Ukrainian entrepreneur and scientist

Natalia Sergiivna Bobro (Ukrainian: Наталія Сергіївна Бобро; born August 8, 1984, Kharkiv, Ukraine) is a Ukrainian entrepreneur, scientist, and director of the Digital Department at the European University. She is also the CEO and founder of Edutechmant, ETM Global, and Release Education. Bobro leads the Noosphere Laboratory and is a member of the expert group at the Ministry of Education and Science of Ukraine, working on amendments to the Law of Ukraine on Extracurricular Education.

== Early life and education ==
Natalia Bobro was born on August 8, 1984, in Kharkiv, Ukraine. In 2000, Bobro enrolled at the Faculty of Economics at the V.N. Karazin Kharkiv National University, majoring in Organizational Management. Simultaneously, she studied Modern Choreography at the Kharkiv State Academy of Culture. While pursuing higher education, she led the dance ensemble "Mriya" (Fantasy).

In 2006, she continued her studies at Kyiv National University of Culture and Arts, graduating in 2007 with a master's degree in Directing and Choreography. In 2017, Bobro attended the European University, earning a Ph.D. in economics and pursuing postdoctoral research.
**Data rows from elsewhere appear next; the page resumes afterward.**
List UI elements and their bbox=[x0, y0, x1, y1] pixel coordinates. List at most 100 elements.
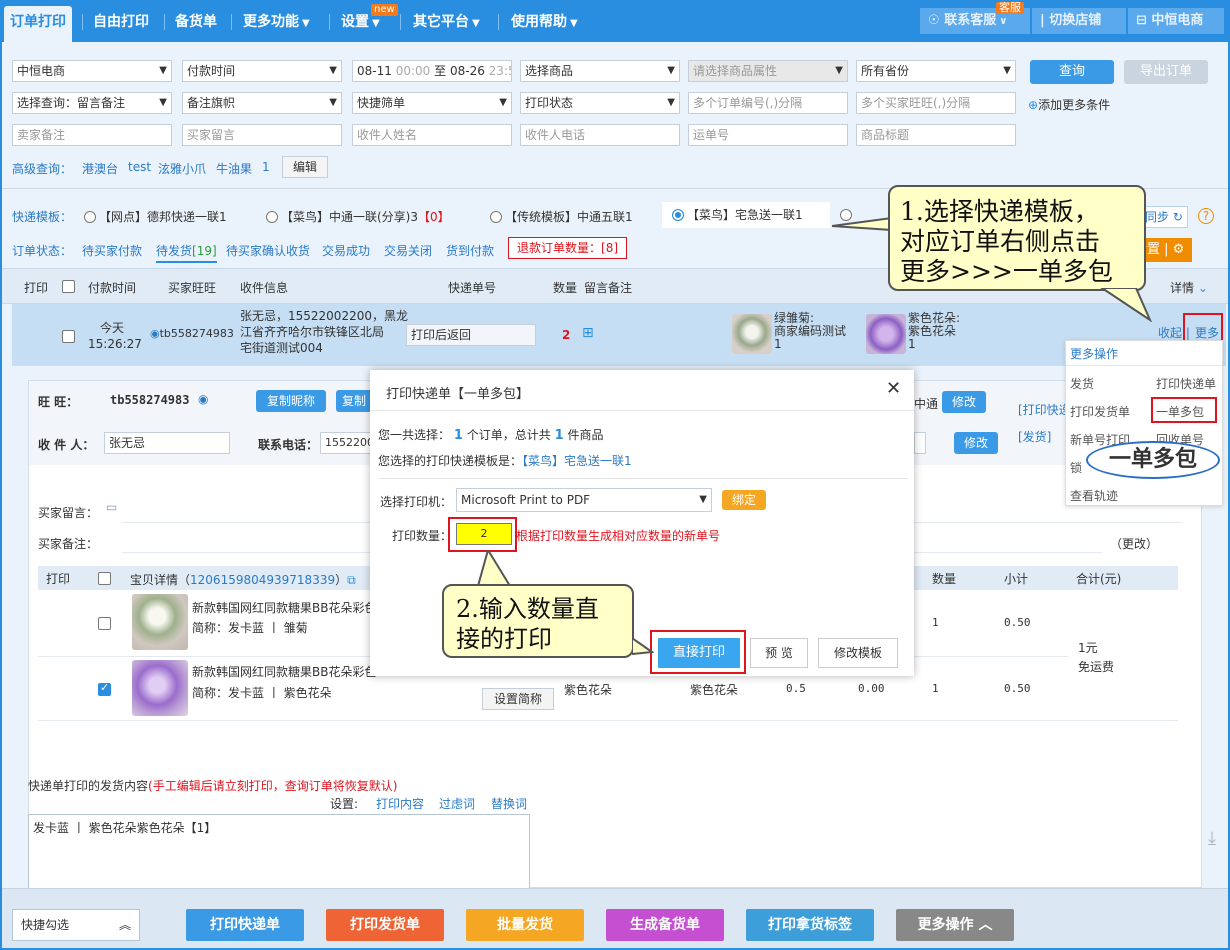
tab-settings[interactable]: 设置 ▼ new bbox=[341, 4, 398, 42]
plus-square-icon[interactable]: ⊞ bbox=[582, 325, 594, 341]
advanced-item[interactable]: 港澳台 bbox=[82, 160, 118, 177]
receiver-phone-input[interactable]: 收件人电话 bbox=[520, 124, 680, 146]
shop-select[interactable]: 中恒电商 bbox=[12, 60, 172, 82]
menu-item-lock[interactable]: 锁 bbox=[1070, 459, 1082, 476]
province-select[interactable]: 所有省份 bbox=[856, 60, 1016, 82]
query-type-select[interactable]: 选择查询：留言备注 bbox=[12, 92, 172, 114]
advanced-query-label: 高级查询： bbox=[12, 162, 73, 176]
receiver-input[interactable]: 张无忌 bbox=[104, 432, 230, 454]
modify-button[interactable]: 修改 bbox=[954, 432, 998, 454]
seller-note-input[interactable]: 卖家备注 bbox=[12, 124, 172, 146]
modify-button[interactable]: 修改 bbox=[942, 391, 986, 413]
print-content-link[interactable]: 打印内容 bbox=[376, 795, 424, 812]
refund-orders-badge[interactable]: 退款订单数量：[8] bbox=[508, 237, 628, 259]
menu-item-print-express[interactable]: 打印快递单 bbox=[1156, 375, 1216, 392]
goods-checkbox-checked[interactable] bbox=[98, 681, 111, 696]
help-icon[interactable]: ? bbox=[1198, 208, 1214, 224]
generate-stock-button[interactable]: 生成备货单 bbox=[606, 909, 724, 941]
advanced-item[interactable]: 1 bbox=[262, 160, 270, 174]
copy-nick-button[interactable]: 复制昵称 bbox=[256, 390, 326, 412]
tab-stock-list[interactable]: 备货单 bbox=[175, 6, 217, 42]
print-pickup-label-button[interactable]: 打印拿货标签 bbox=[746, 909, 874, 941]
buyer-ids-input[interactable]: 多个买家旺旺(,)分隔 bbox=[856, 92, 1016, 114]
printer-select[interactable]: Microsoft Print to PDF bbox=[456, 488, 712, 512]
ship-content-textarea[interactable]: 发卡蓝 丨 紫色花朵紫色花朵【1】 bbox=[28, 814, 530, 890]
select-all-checkbox[interactable] bbox=[62, 280, 75, 293]
date-range-input[interactable]: 08-11 00:00 至 08-26 23:59 bbox=[352, 60, 512, 82]
menu-item-print-invoice[interactable]: 打印发货单 bbox=[1070, 403, 1130, 420]
template-radio[interactable]: 【菜鸟】中通一联(分享)3【0】 bbox=[266, 208, 450, 225]
note-flag-select[interactable]: 备注旗帜 bbox=[182, 92, 342, 114]
menu-item-tracking[interactable]: 查看轨迹 bbox=[1070, 487, 1118, 504]
order-ids-input[interactable]: 多个订单编号(,)分隔 bbox=[688, 92, 848, 114]
wangwang-icon[interactable]: ◉ bbox=[198, 392, 208, 406]
col-detail[interactable]: 详情 ⌄ bbox=[1170, 279, 1208, 296]
switch-shop-button[interactable]: | 切换店铺 bbox=[1032, 8, 1126, 34]
status-tab[interactable]: 待买家付款 bbox=[82, 242, 142, 259]
goods-title: 新款韩国网红同款糖果BB花朵彩色 bbox=[192, 665, 377, 679]
goods-title-input[interactable]: 商品标题 bbox=[856, 124, 1016, 146]
template-radio[interactable]: 【传统模板】中通五联1 bbox=[490, 208, 633, 225]
sync-button[interactable]: 同步 ↻ bbox=[1140, 206, 1188, 228]
status-tab[interactable]: 交易关闭 bbox=[384, 242, 432, 259]
edit-advanced-button[interactable]: 编辑 bbox=[282, 156, 328, 178]
col-buyer: 买家旺旺 bbox=[168, 281, 217, 295]
download-icon[interactable]: ⤓ bbox=[1208, 828, 1216, 849]
ship-link[interactable]: [发货] bbox=[1018, 428, 1051, 445]
set-short-button[interactable]: 设置简称 bbox=[482, 688, 554, 710]
filter-words-link[interactable]: 过虑词 bbox=[439, 795, 475, 812]
time-type-select[interactable]: 付款时间 bbox=[182, 60, 342, 82]
batch-ship-button[interactable]: 批量发货 bbox=[466, 909, 584, 941]
preview-button[interactable]: 预 览 bbox=[750, 638, 808, 668]
waybill-status: 打印后返回 bbox=[406, 324, 536, 346]
buyer-msg-input[interactable]: 买家留言 bbox=[182, 124, 342, 146]
address-input[interactable] bbox=[914, 432, 926, 454]
buyer-nick[interactable]: ◉tb558274983 bbox=[150, 327, 234, 340]
phone-input[interactable]: 15522002 bbox=[320, 432, 372, 454]
advanced-item[interactable]: test bbox=[128, 160, 151, 174]
col-receiver: 收件信息 bbox=[240, 281, 289, 295]
print-express-button[interactable]: 打印快递单 bbox=[186, 909, 304, 941]
status-tab[interactable]: 货到付款 bbox=[446, 242, 494, 259]
plus-circle-icon: ⊕ bbox=[1028, 98, 1039, 112]
tab-help[interactable]: 使用帮助 ▼ bbox=[511, 6, 578, 42]
tab-order-print[interactable]: 订单打印 bbox=[4, 6, 72, 42]
print-express-link[interactable]: [打印快递 bbox=[1018, 401, 1071, 418]
print-invoice-button[interactable]: 打印发货单 bbox=[326, 909, 444, 941]
quick-filter-select[interactable]: 快捷筛单 bbox=[352, 92, 512, 114]
waybill-input[interactable]: 运单号 bbox=[688, 124, 848, 146]
change-note-link[interactable]: （更改） bbox=[1110, 535, 1158, 552]
receiver-name-input[interactable]: 收件人姓名 bbox=[352, 124, 512, 146]
tab-other-platforms[interactable]: 其它平台 ▼ bbox=[413, 6, 480, 42]
order-checkbox[interactable] bbox=[62, 330, 75, 343]
tab-free-print[interactable]: 自由打印 bbox=[93, 6, 149, 42]
copy-icon[interactable]: ⧉ bbox=[347, 573, 356, 587]
close-icon[interactable]: ✕ bbox=[886, 378, 901, 399]
shop-name[interactable]: ⊟ 中恒电商 bbox=[1128, 8, 1224, 34]
add-more-conditions-link[interactable]: ⊕添加更多条件 bbox=[1028, 96, 1110, 113]
advanced-item[interactable]: 泫雅小爪 bbox=[158, 160, 206, 177]
print-status-select[interactable]: 打印状态 bbox=[520, 92, 680, 114]
query-button[interactable]: 查询 bbox=[1030, 60, 1114, 84]
quick-select-dropdown[interactable]: 快捷勾选 ︽ bbox=[12, 909, 140, 941]
advanced-item[interactable]: 牛油果 bbox=[216, 160, 252, 177]
free-shipping: 免运费 bbox=[1078, 660, 1115, 674]
menu-item-ship[interactable]: 发货 bbox=[1070, 375, 1094, 392]
more-actions-button[interactable]: 更多操作 ︿ bbox=[896, 909, 1014, 941]
status-tab-pending[interactable]: 待发货[19] bbox=[156, 242, 217, 263]
status-tab[interactable]: 交易成功 bbox=[322, 242, 370, 259]
goods-select[interactable]: 选择商品 bbox=[520, 60, 680, 82]
edit-template-button[interactable]: 修改模板 bbox=[818, 638, 898, 668]
bind-printer-button[interactable]: 绑定 bbox=[722, 490, 766, 510]
replace-words-link[interactable]: 替换词 bbox=[491, 795, 527, 812]
export-orders-button[interactable]: 导出订单 bbox=[1124, 60, 1208, 84]
goods-select-all-checkbox[interactable] bbox=[98, 572, 111, 585]
goods-checkbox[interactable] bbox=[98, 617, 111, 630]
status-tab[interactable]: 待买家确认收货 bbox=[226, 242, 310, 259]
goods-attr-select[interactable]: 请选择商品属性 bbox=[688, 60, 848, 82]
service-badge: 客服 bbox=[996, 2, 1024, 14]
template-radio[interactable]: 【网点】德邦快递一联1 bbox=[84, 208, 227, 225]
copy-button[interactable]: 复制 bbox=[336, 390, 372, 412]
template-radio-selected[interactable]: 【菜鸟】宅急送一联1 bbox=[662, 202, 830, 228]
tab-more-features[interactable]: 更多功能 ▼ bbox=[243, 6, 310, 42]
In 2022, she began studying for a master's degree in management at WSM University in Poland, while simultaneously studying Computer Science and Marketing at the European University.

== Career ==

=== European University and WSB University ===
From 2011 Natalia Bobro works at the European University. In 2011, she initiated the creation of the Institute of Show Business at the university. Since 2018, she has held the position of Director of the Digital Department. In 2022, she became the head of the Noosphere Laboratory for the study of the Human Brain at the university. Bobro also is the chief operating officer at Academia WSB University.

=== ETM and Release Education ===
In 2007, Natalia Bobro founded the company ETM, which specializes in consulting, digital marketing (Edutechmant), business process automation (ETM CRM), and researching innovative technologies (ETM Global). The same year, she established the development studio Release Education. In 2010, she opened the Release Academy in Malta, followed by the Release Dance Complex across the Sport Life fitness centers network in Ukraine in 2011.

From 2007 to 2019, Bobro was the CEO of Release Education, where she established a network of centers and implemented a franchise model. The Release brand received recognition from the Effie Awards. In 2015, she founded the "Mr. Leader" kindergarten. In 2018, she became a partner at Novopecherska School, where she also established a branch of Release Education.

=== NooLab & AI Laboratory ===
NooLab & AI is a scientific center specializing in the study of the noosphere and the development of artificial intelligence. The laboratory's primary goal is to explore the development of consciousness and the impact of cutting-edge technologies on society. The main areas of work include human-computer interaction, artificial intelligence technologies, digital ethics, and scientific forecasting. The noosphere, a concept described by the Ukrainian scientist Volodymyr Vernadsky, envisions the biosphere transitioning to a new state under the influence of human intelligence.

The laboratory strives to create a "new world" with "new people" by developing the concept of an "intellectual personality," which utilizes technologies for long-term planning and the development of its potential. The laboratory's work emphasizes a special focus on neural networks and forecasting as tools for shaping the society of the future.

The laboratory organizes educational events and conferences, including participation in Davos and collaboration with other scientific communities. Additionally, it supports students and researchers by offering opportunities for research and internships, fostering the development of digital education and innovation. The director of the laboratory is Nataliya Sergiivna Bobro, the Director of the Digital Department at the European University.